- Born: Ishwardi, Rajshahi, Bangladesh
- Education: Ph.D. in chemical engineering
- Alma mater: Massachusetts Institute of Technology, University of Southern California
- Occupation: Scientist
- Title: Associate Branch Head, Instrument Systems Engineering Branch NASA Goddard Space Flight Center
- Awards: IRAD Innovator of the Year

= Mahmooda Sultana =

Bangladeshi American scientist

Mahmooda Sultana is a Bangladeshi-American scientist working for NASA Goddard Space Flight Center. She leads a team which won a $2 million technology development award for a nanomaterial-based detector platform in 2019. Sultana became a NASA research engineer in 2010. She received her PhD in chemical engineering in 2010 from Massachusetts Institute of Technology and BSc in chemical engineering and mathematics from University of Southern California summa cum laude. She joined NASA Goddard Space Flight Center in 2010. She has led the development of graphene-based detectors at NASA Goddard. Her research interests include graphene, nanomaterials, micro-electro-mechanical systems (MEMs) devices, and sensors.
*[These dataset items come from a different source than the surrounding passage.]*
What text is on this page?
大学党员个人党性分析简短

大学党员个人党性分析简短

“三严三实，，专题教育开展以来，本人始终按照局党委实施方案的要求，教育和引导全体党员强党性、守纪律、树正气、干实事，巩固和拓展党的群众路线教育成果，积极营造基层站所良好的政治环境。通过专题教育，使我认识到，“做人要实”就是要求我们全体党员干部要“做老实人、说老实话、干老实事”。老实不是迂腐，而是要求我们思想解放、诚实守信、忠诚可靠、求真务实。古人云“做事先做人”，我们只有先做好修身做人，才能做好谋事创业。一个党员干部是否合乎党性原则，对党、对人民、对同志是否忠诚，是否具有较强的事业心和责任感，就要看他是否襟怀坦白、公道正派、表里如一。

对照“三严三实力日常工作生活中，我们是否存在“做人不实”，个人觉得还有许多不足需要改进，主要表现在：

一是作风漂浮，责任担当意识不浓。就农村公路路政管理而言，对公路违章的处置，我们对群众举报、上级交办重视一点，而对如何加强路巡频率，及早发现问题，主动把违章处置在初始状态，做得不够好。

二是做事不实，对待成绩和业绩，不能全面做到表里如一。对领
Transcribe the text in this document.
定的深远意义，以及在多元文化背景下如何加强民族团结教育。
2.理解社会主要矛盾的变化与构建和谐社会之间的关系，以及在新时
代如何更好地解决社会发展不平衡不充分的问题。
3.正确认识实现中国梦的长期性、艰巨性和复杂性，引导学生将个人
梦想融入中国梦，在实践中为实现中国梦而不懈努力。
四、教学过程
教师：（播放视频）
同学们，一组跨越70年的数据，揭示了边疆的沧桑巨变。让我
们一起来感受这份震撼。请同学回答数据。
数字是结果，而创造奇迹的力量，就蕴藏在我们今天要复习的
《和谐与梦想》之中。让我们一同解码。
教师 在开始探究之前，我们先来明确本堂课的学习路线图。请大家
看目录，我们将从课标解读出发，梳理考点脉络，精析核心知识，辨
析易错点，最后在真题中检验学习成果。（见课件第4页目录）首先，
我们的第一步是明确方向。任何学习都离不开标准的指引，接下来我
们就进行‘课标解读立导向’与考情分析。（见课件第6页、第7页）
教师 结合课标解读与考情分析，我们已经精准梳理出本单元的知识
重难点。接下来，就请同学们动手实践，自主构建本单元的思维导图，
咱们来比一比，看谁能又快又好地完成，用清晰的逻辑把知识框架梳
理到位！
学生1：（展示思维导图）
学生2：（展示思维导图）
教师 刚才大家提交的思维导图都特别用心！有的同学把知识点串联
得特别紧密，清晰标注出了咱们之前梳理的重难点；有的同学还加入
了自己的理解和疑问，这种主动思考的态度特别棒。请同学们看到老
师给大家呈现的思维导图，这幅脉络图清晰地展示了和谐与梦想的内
==Early life and education==
Sultana immigrated to California with her family as a teen. Her work on nano-materials and processes
to make detectors and device that could have applications in space. She has expanded her research interests into quantum dots and 3D printing.

==Awards==

She has received numerous awards for her work, including NASA GSFC Innovator of the Year Award, Robert H Goddard Award for technology development work, Group Achievement Award for James Webb Telescope, NASA Early Career Achievement Medal, Internal Research and Development (ISTD) New Achiever Medal, Bell Laboratories Graduate Research Fellowship, NSF Graduate Research Fellowship, and WmC and Margaret H. Rousseau Fellowship at MIT.